Non, Seigneur. Que les Grecs cherchent quelque autre Proye,
Qu'ils pourſuivent ailleurs ce qui reſte de Troye,
De mes inimitiez le cours eſt achevé,
L’Epire ſauvera ce que Troye a ſauvé.

Oreste

Seigneur, vous ſçavez trop, avec quel artifice
Un faux Aſtyanax fut offert au Suplice
Où le ſeul Fils d’Hector devoit eſtre conduit.
Ce n’eſt pas les Troyens, c’eſt Hector qu’on pourſuit.
Oüy, les Grecs ſur le Fils perſecutent le Pere.
Il a par trop de ſang acheté leur colere.
Ce n'eſt que dans le ſien qu’elle peut expirer,
Et juſques dans l’Epire il les peut attirer.
Prevenez les.

Pyrrhus

Prevenez les.Non, non.

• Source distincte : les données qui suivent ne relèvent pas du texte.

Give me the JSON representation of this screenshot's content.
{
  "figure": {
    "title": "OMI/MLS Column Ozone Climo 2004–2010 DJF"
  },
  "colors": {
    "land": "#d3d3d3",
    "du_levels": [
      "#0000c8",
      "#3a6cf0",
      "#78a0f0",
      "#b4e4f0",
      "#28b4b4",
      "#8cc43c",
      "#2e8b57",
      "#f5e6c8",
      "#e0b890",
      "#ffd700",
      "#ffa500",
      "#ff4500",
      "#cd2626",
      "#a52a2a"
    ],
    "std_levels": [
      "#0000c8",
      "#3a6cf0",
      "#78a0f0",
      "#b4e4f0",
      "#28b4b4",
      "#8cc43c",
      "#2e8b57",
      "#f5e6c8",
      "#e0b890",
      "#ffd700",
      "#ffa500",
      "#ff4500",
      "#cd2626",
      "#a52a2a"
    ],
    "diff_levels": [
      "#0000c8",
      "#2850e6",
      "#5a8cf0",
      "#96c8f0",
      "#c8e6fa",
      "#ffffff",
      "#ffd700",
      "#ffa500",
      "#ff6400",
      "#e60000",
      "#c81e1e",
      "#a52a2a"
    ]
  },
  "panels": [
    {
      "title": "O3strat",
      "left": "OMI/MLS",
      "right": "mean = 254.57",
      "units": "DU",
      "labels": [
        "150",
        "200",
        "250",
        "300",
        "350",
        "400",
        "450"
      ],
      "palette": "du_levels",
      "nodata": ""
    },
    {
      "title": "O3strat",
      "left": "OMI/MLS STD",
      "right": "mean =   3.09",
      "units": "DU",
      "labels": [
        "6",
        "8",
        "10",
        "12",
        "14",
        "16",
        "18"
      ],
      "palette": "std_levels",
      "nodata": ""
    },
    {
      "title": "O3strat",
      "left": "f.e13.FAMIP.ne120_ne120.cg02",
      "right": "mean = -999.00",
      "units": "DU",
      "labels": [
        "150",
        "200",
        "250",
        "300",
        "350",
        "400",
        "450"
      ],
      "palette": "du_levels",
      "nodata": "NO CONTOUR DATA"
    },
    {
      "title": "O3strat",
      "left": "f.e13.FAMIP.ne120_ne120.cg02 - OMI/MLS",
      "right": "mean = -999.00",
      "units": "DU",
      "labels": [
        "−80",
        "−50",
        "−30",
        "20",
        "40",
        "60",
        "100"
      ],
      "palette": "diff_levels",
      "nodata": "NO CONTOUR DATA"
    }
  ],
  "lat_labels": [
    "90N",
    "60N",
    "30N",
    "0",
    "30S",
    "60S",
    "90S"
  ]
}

J’y conſens avec joye,
Qu'ils cherchent dans l’Epire une ſeconde Troye.
Qu'ils confondent leur haine, & ne diſtinguent plus
Le ſang qui les fit vaincre, & celuv des Vaincus.
Auſſi bien ce n’eſt pas la premiere injuſtice,
Dont la Gréce, d’Achille a payé le ſervice.
Hector en profita, Seigneur, & quelque jour.
Son Fils en pourroit bien profiter à ſon tour.

Oreste

Ainſi la Gréce en vous trouve un Enfant rebelle ?

Pyrrhus

Et je n’ay dont vaincu que pour dépendre d’elle ?

Oreste

Hermione, Seigneur, arreſtera vos coups ;
Ses yeux s’oppoſeront entre ſon Pere & vous.